R&D key to Asia's long-term global trade success: HSBC
The China Post news staff
March 19, 2014, 12:07 am TWN
TAIPEI, Taiwan -- Stronger-than-expected recovery in leading industrialized nations has boosted global trade confidence but longer-term growth will depend on the level of Asia's investment in research & development (R&D) to move up the value chain, according to HSBC.
Simon Constantinides, HSBC's regional head of trade and receivables finance for the Asia-Pacific, said that emerging markets, led by China, are rapidly increasing their R&D investment to capture more of the value of their merchandise exports, enabling them to move up the value chain.

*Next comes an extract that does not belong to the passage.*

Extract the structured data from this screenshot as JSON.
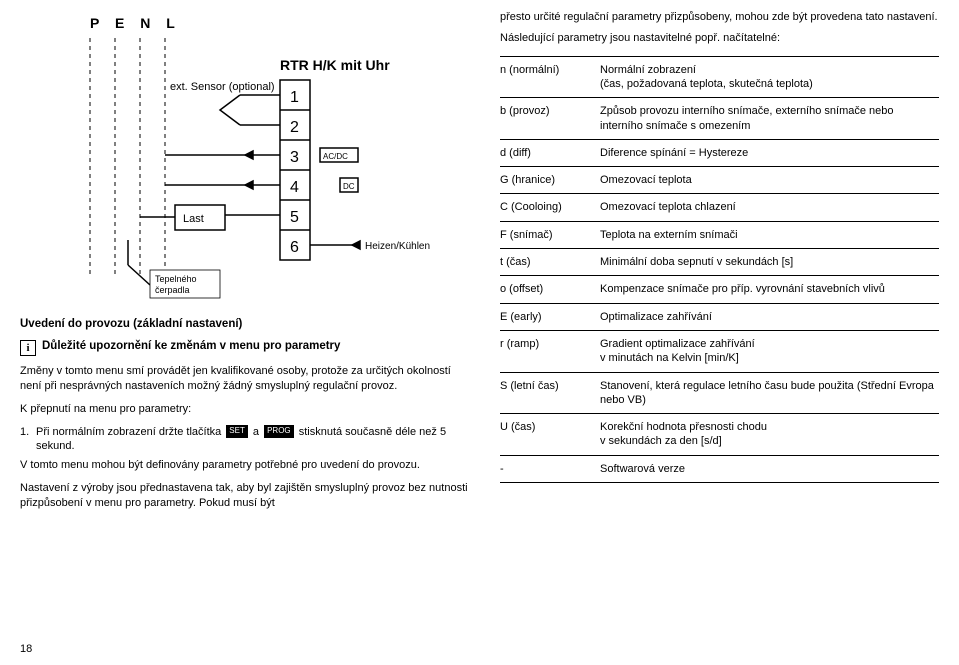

According to the latest figures, China spends the equivalent of 1.8 percent of its annual gross domestic product (GDP) on R&D, nearly double that of 20 years ago. In industrialized markets, meanwhile, R&D investment levels have largely stagnated over the past 20 years.

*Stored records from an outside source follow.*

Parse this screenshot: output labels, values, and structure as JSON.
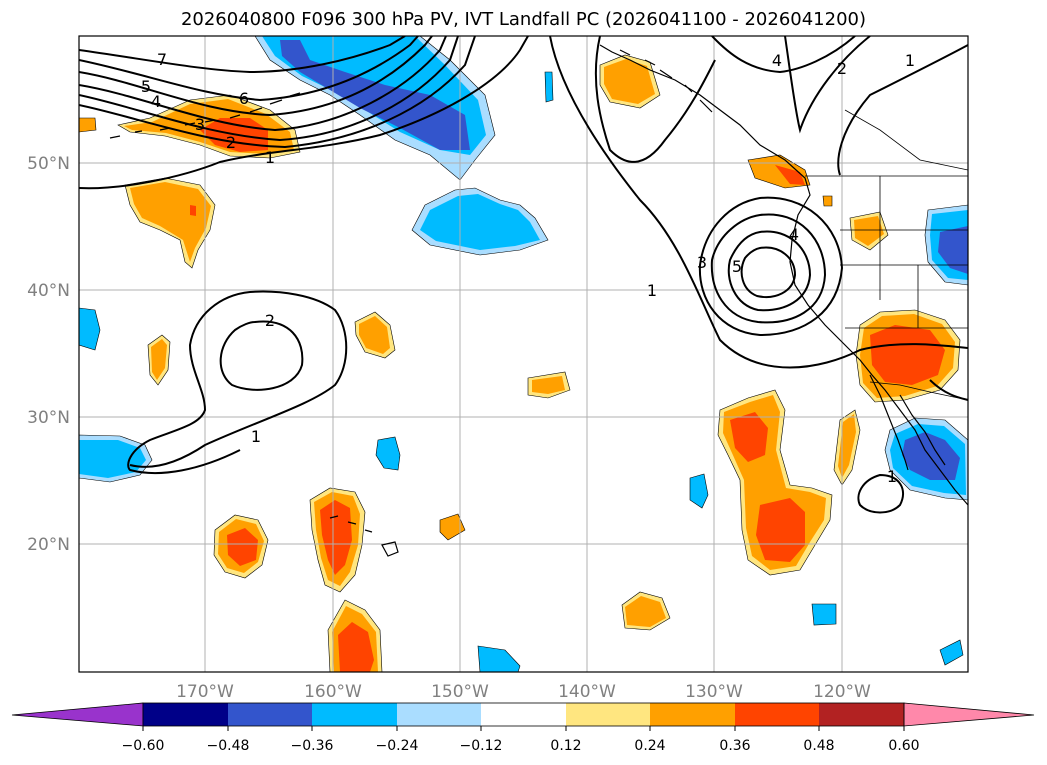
{
  "title": "2026040800 F096 300 hPa PV, IVT Landfall PC (2026041100 - 2026041200)",
  "lat_labels": [
    "50°N",
    "40°N",
    "30°N",
    "20°N"
  ],
  "lon_labels": [
    "170°W",
    "160°W",
    "150°W",
    "140°W",
    "130°W",
    "120°W"
  ],
  "colorbar": {
    "ticks": [
      "−0.60",
      "−0.48",
      "−0.36",
      "−0.24",
      "−0.12",
      "0.12",
      "0.24",
      "0.36",
      "0.48",
      "0.60"
    ],
    "colors": [
      "#9933cc",
      "#000088",
      "#3355cc",
      "#00bbff",
      "#aaddff",
      "#ffffff",
      "#ffe680",
      "#ffa000",
      "#ff4400",
      "#b22222",
      "#ff88aa"
    ]
  },
  "contour_labels": [
    "7",
    "6",
    "5",
    "4",
    "3",
    "2",
    "1",
    "2",
    "1",
    "1",
    "4",
    "2",
    "1",
    "3",
    "5",
    "4",
    "1"
  ],
  "colors": {
    "pos_light": "#ffe680",
    "pos_mid": "#ffa000",
    "pos_high": "#ff4400",
    "neg_light": "#aaddff",
    "neg_mid": "#00bbff",
    "neg_high": "#3355cc",
    "grid": "#b0b0b0",
    "axis_text": "#808080"
  }
}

R&D spent as a percentage of GDP in Asia has almost caught up with that of Europe. Asian markets are still largely assemblers of high-tech goods, with little of the value of these products remaining in country.
These markets are capturing a growing share of global high-tech exports, but the bulk of these can be attributed to the effects of the increasing internationalization of supply chains, as reflected by high-tech imports increasing at a similar pace.
More than 80 percent of China's high-tech exports, for instance, are produced by foreign-owned or joint venture firms, according to HSBC.
Increased R&D investment will enable tech-focused countries to move up the value chain in the production of these goods, reducing reliance on foreign imports of components, and ultimately originating new technologies domestically, Constantinides said.
By 2030, global trade in high-tech goods is expected to increase more than threefold globally, Constantinides added.
HSBC's trade confidence index (TCI) edged up one point globally from six months ago to reach 113 in the second half of 2013. Any reading above 100 signals anticipated expansion in trade amongst businesses.